Rather than frontally ridicule McCain's choice of running mate, Cohen simply allowed various GOP spokesmen to do it all on their own -- but in the most unintended way. How's that? Merely by quoting their arguments in defense of McCain's v.p. nominee, which demonstrate, as Cohen wryly observed, that "it is possible that this is McCain's attempt to make fools of his fellow Republicans."
And if that was his objective, wrote Cohen, "he has succeeded beyond all expectations."
Take, for instance, what Big Idea-man Newt Gingrich had to say about Ms. Palin on the 'Today' show: "She's the first journalist ever to be nominated, I think, for the president or vice president, and she was a sportscaster on local television…. And she has a lot of experience. Remember that, when people worry about how inexperienced she is, for two years she's been in charge of the Alaska National Guard."
So worry begone. As it is for John's connubial mate, Cindy, who either picked up this additional talking-point pile of steaming effluvium from FOX/RNC Newsiness, or FOX picked it up from her, since it has been independently aired by the network as well: "Cindy McCain pointed out -- rightly enough -- that Alaska is across the Bering Strait from Russia and so Palin, by deduction, has been on the front lines of the Cold War … had it not ended in 1989."
Now, one might be analytically torn as to which impresses more -- Palin's National Guard commander in chiefdom or steely geopolitical residence -- but not to worry about that, either. For the master of vice-presidential flunkies, former Quayle-keeper Bill Kristol, entered the fray with some debate-smothering banality. Wrote Cohen: He "use[d] the code word 'traditional' three times in a single sentence [in some network interview or another, I guess] to make his point: 'It's a pretty amazing story of personal success, being at once a traditional woman who broke all of these traditional barriers, kind of the best of both worlds, if you believe in traditional values.'"
Aw shucks, Bill, you know we do. So that's it. We're sold.
But not to be outdone, McCain himself recently told Chris Wallace that he had "watched her record … for many, many years," which, as Cohen noted, is "more years than she's had a record."
Meanwhile, however, all the GOP spokesmen continue to hustle the pushback that Palin is every bit as experienced as Barack Obama -- so there. End of that argument.
What frustrates is not this argument itself -- it is, after all, about all they have to peddle -- but the complete absence, as far as I know, from the airwaves and print of the obvious rejoinder. Which is this:
Hey, pal, it is roughly half the people who collectively "vet" (in the best of theoretical worlds, anyway) the top of the ticket through the crucible of the primaries. It is then all the people who determine in the general if that presidential wannabe indeed has the experience to do the job. There is no constitutional checklist, other than age and citizenship. And that, pal, is the alpha to omega of the experience argument with respect to the top-of-the-ticket nominee. You got a problem with that? Take it up with the founders.

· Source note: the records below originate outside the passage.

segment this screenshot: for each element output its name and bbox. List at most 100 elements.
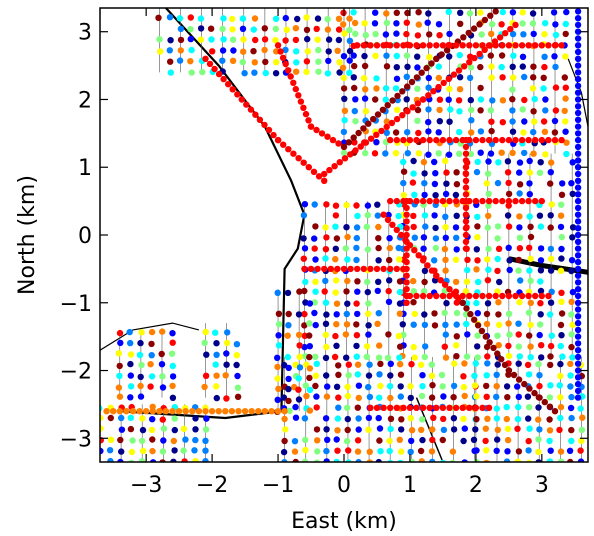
street-point-horizontal-street-1 [459,42,466,49]
data-point [419,383,426,390]
data-point [354,212,361,220]
y-tick-label: 1 [78,156,92,181]
data-point [234,384,242,391]
street-point-diagonal-avenue-1 [206,60,214,68]
data-point [530,108,537,115]
street-point-diagonal-avenue-5 [380,211,387,218]
data-point [100,447,104,455]
data-point [569,321,576,328]
street-point-diagonal-avenue-2 [274,42,282,49]
data-point [432,170,439,177]
street-point-horizontal-street-5 [426,292,433,300]
data-point [547,382,554,389]
data-point [306,407,314,414]
street-point-horizontal-street-1 [466,42,473,49]
data-point [420,245,427,252]
data-point [515,393,522,401]
data-point [169,339,176,346]
data-point [525,437,532,445]
data-point [322,224,329,231]
data-point [524,393,532,400]
data-point [202,328,209,336]
street-point-horizontal-street-2 [551,136,559,144]
data-point [375,414,382,422]
data-point [488,30,495,38]
data-point [515,360,522,367]
street-point-horizontal-street-5 [472,292,480,300]
data-point [568,426,575,434]
data-point [567,372,574,379]
data-point [351,62,358,70]
data-point [353,256,360,264]
street-point-diagonal-avenue-1 [265,126,273,134]
data-point [294,15,301,23]
street-point-horizontal-street-4 [307,265,315,273]
data-point [450,415,458,422]
street-point-diagonal-avenue-2 [287,73,294,80]
data-point [284,353,292,361]
data-point [376,342,383,349]
street-point-diagonal-avenue-2 [318,130,326,137]
data-point [275,332,282,339]
data-point [285,322,292,329]
data-point [168,350,176,357]
data-point [272,37,279,44]
data-point [313,25,320,33]
data-point [483,447,490,454]
x-tick-label: −2 [196,473,228,498]
data-point [443,169,450,176]
data-point [404,9,411,17]
data-point [569,159,576,166]
data-point [295,375,302,382]
data-point [425,74,432,82]
data-point [322,415,330,422]
data-point [346,37,354,44]
data-point [562,53,569,60]
street-point-horizontal-street-7 [110,408,117,415]
data-point [429,426,436,433]
data-point [562,20,569,28]
data-point [343,310,350,318]
data-point [404,150,411,157]
street-point-vertical-street-3 [574,353,582,361]
data-point [556,382,563,389]
data-point [474,213,481,221]
data-point [117,436,124,444]
data-point [285,310,292,318]
data-point [306,332,313,339]
data-point [292,36,300,44]
data-point [262,58,269,66]
y-tick-label: −1 [60,292,92,317]
data-point [509,63,516,70]
data-point [445,96,452,103]
data-point [341,107,349,115]
street-point-diagonal-avenue-4 [399,88,406,95]
data-point [498,52,506,59]
data-point [499,74,506,81]
data-point [403,52,411,59]
data-point [311,299,318,306]
street-point-vertical-street-3 [574,21,582,29]
data-point [519,106,526,113]
data-point [341,117,348,124]
data-point [149,416,156,423]
data-point [116,362,123,370]
data-point [425,84,432,91]
data-point [352,96,359,103]
street-point-diagonal-avenue-5 [428,267,436,274]
street-point-vertical-street-3 [574,116,582,124]
data-point [352,30,359,37]
data-point [386,256,393,264]
data-point [171,447,178,454]
data-point [233,341,241,348]
data-point [494,332,501,339]
data-point [333,321,340,328]
data-point [432,192,439,199]
data-point [345,447,352,454]
data-point [375,257,382,264]
street-point-vertical-street-3 [574,143,582,151]
data-point [446,30,453,38]
data-point [421,170,428,177]
data-point [542,20,549,27]
data-point [452,256,460,263]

That would seem the perfect complement to the argument that is indeed widely offered up in rebuttal; that vice-presidential candidates are, on the other hand, the sole materialization of one man's judgment. In the final presidential selection process the people are stuck with whomever he chooses. However, it is understandably customary for these presidential finalists to act on the people's behalf and show good judgment -- to choose, that is, a running mate in possession of the vastly proven experience to do the top job, should that become necessary.
Anything less, and especially anything as bottomlessly disrespectful of the electorate as was McCain's choice of the eminently inexperienced Palin, merely shows "consummate contempt for the intelligence of the American people," as Cohen framed it -- "a contempt that will be justified should Palin be the factor that makes McCain a winner in November."
Well, yes, but that's a whole different issue.